Холод ещё не мучил меня, но испарина уже начинала понемногу замерзать вдоль позвоночника. Мысль о том, чтобы вернуться назад, на остров, даже не пришла мне в голову – в конце концов, я могла бы разбить стекло и открыть дверь на веранду, размышляла я спокойно, оглядываясь по сторонам, а оттуда, с веранды, просто забраться в дом через одно из внутренних окон, мне достаточно было бы форточки, если снять куртку, я наверняка пролезла бы – впервые за четыре месяца я чувствовала невероятную, пьянящую свободу. Какие у них были лица, когда разлетелись эти их дурацкие тарелочки, какие ошарашенные и возмущенные у них были лица, Серёжа был бы мной очень недоволен. Подумав так, я засмеялась – в морозной гулкой тишине мой смех звучал жутко и неестественно.

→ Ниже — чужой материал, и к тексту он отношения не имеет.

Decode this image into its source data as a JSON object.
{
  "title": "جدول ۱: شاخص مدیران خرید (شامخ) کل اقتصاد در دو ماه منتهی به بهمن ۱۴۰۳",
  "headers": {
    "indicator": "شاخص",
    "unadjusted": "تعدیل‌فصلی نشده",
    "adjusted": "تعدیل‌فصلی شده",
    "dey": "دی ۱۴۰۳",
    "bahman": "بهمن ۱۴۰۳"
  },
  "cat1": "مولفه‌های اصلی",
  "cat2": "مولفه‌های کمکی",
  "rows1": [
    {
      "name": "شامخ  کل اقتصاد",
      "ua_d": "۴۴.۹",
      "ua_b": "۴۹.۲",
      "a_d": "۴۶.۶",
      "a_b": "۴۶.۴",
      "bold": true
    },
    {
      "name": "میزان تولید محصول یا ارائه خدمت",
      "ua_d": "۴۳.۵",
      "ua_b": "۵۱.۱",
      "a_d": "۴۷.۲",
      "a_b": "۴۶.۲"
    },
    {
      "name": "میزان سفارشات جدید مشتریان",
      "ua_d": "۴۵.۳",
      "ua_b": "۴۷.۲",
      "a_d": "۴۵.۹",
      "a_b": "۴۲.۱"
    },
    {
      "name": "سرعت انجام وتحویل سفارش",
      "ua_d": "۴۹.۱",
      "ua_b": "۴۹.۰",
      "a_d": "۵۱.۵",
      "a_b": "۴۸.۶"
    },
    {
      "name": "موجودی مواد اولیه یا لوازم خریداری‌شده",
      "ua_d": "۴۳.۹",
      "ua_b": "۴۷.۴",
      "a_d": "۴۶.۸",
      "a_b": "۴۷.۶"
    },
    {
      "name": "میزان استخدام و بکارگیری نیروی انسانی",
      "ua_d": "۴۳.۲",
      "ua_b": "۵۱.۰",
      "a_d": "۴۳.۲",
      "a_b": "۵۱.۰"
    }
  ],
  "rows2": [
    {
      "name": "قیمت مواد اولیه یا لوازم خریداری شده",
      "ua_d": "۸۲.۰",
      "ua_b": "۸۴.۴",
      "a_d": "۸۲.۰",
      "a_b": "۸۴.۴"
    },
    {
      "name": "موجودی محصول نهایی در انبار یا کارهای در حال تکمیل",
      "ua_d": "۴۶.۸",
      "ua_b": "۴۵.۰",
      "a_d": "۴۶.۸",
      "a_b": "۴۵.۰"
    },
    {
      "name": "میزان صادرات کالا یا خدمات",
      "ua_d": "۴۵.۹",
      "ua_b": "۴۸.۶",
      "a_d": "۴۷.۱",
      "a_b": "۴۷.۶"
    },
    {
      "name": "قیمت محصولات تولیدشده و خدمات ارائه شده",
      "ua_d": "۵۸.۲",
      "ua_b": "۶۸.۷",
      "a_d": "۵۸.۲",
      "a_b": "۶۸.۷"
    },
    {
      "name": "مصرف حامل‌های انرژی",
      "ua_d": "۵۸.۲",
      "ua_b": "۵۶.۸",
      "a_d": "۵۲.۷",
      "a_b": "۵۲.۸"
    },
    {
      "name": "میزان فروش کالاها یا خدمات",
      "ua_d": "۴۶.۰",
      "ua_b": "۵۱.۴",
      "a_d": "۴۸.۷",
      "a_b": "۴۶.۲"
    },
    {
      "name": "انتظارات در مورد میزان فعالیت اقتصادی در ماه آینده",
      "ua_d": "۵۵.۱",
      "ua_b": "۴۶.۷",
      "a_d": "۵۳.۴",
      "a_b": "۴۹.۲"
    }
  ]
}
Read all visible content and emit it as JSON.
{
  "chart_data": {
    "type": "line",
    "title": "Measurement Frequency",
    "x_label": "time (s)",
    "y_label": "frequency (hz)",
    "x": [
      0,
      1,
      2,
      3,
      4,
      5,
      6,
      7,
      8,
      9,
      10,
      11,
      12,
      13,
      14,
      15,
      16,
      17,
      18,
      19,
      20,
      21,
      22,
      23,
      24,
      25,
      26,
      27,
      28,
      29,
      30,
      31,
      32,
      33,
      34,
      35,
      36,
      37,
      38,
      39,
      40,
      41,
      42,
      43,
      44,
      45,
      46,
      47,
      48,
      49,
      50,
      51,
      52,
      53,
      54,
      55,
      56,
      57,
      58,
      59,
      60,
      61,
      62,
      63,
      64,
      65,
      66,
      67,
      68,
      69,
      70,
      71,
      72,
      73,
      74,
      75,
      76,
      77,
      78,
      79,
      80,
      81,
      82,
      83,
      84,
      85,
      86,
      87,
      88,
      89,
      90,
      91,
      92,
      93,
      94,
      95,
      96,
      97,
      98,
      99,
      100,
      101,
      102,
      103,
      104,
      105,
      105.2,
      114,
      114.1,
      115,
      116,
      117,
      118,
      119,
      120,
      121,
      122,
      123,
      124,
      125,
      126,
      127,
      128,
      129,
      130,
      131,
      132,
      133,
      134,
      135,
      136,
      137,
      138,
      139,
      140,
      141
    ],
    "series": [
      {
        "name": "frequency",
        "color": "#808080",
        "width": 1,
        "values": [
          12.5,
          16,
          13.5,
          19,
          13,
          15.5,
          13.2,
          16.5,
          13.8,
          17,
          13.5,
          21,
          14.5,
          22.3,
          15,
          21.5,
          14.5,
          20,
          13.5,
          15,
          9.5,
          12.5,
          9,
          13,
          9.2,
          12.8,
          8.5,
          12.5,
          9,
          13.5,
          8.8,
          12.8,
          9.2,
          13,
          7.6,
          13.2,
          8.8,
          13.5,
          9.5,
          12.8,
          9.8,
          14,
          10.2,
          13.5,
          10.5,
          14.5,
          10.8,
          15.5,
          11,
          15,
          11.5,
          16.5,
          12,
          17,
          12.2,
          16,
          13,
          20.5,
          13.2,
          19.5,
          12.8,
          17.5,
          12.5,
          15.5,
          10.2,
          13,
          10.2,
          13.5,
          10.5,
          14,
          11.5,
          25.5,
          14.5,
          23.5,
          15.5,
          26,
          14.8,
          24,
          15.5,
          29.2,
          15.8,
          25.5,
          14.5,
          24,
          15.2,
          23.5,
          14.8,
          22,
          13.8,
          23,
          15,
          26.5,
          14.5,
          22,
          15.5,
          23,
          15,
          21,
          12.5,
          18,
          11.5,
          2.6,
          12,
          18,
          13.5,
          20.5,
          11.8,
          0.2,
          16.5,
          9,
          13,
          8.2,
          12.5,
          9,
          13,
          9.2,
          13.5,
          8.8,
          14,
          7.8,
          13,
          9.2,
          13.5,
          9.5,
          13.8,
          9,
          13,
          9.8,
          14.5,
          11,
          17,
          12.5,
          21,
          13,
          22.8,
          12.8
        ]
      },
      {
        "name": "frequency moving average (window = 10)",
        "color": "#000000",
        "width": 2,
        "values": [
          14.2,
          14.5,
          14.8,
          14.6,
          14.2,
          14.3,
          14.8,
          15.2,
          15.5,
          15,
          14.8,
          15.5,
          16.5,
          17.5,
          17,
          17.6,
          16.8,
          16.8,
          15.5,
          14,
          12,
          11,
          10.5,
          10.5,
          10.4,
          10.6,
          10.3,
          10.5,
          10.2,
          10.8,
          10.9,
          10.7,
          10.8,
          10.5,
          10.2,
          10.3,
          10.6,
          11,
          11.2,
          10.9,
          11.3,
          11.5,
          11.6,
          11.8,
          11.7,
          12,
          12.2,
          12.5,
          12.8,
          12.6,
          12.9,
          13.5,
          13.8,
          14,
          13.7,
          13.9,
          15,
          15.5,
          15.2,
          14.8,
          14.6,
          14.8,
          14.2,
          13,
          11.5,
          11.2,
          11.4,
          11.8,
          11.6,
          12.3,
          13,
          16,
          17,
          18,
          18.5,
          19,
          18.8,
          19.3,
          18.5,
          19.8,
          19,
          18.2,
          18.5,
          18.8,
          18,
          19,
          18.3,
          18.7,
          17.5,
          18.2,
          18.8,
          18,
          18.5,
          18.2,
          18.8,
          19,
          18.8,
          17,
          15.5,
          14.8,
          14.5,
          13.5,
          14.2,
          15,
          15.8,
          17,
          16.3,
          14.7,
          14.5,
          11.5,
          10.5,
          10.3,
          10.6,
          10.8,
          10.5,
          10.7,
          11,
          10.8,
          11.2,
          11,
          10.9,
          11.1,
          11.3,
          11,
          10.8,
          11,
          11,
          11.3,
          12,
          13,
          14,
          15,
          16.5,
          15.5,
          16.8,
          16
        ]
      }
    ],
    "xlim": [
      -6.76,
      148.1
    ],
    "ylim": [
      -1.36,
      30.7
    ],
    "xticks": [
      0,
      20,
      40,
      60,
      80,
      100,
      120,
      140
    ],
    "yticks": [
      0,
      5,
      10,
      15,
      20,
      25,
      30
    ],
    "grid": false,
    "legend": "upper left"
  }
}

В конце концов я спряталась в бане – маленькой, сложенной из тонких необструганных бревен; дверь была закрыта, но не заперта – на ней просто не было замка. Вероятно, совсем недавно баню топили, потому что внутри было гораздо теплее, чем снаружи, хотя и недостаточно тепло для того, чтобы раздеться; не снимая куртки, я зашла в полутемную парилку, остро пахнущую свежим смолянистым деревом и березовыми листьями, села прямо на сколоченный из неплотно пригнанных досок пол, прислонилась спиной к обложенной кирпичом чугунной печке, закрыла глаза и заснула – мгновенно, почему-то чувствуя себя наконец в абсолютной безопасности.
Когда холод разбудил меня, снаружи уже стемнело – в крошечное подслеповатое окошко под потолком заглядывал краешек луны, притворившейся уличным фонарем и заливавшей моё маленькое деревянное убежище электрически ярким светом. С каждым моим выдохом в остывшем воздухе появлялось крошечное облачко пара.
Я не чувствовала больше ни торжества, ни злости – это было похоже на похмелье, мучительное, полное стыда: я швырнула им на стол подушку, перебив, наверное, половину тарелок, я вылила суп на пол, а ещё я схватила девочку – боже мой, я на самом деле схватила девочку и впихнула её матери, обмякшую и пассивную, как мягкую куклу с тяжелой фарфоровой головой, – я теперь никогда уже не смогу туда вернуться. Мишка с папой, наверное, давно возвратились с уловом, и Серёжа – тут я сжала лоб замерзающими ладонями и заскулила, охваченная внезапным ужасом, – Серёжа! Ну конечно, никому не пришло бы в голову разъезжать тут на снегоходе в темноте, он уже несколько часов как там, с ними, выслушивает их ликующий, победоносный рассказ, потому что они победили меня, в этом нет никаких сомнений – они победили, мне нет больше места среди них, и что бы я теперь ни сказала, он не поймёт, почему я это сделала.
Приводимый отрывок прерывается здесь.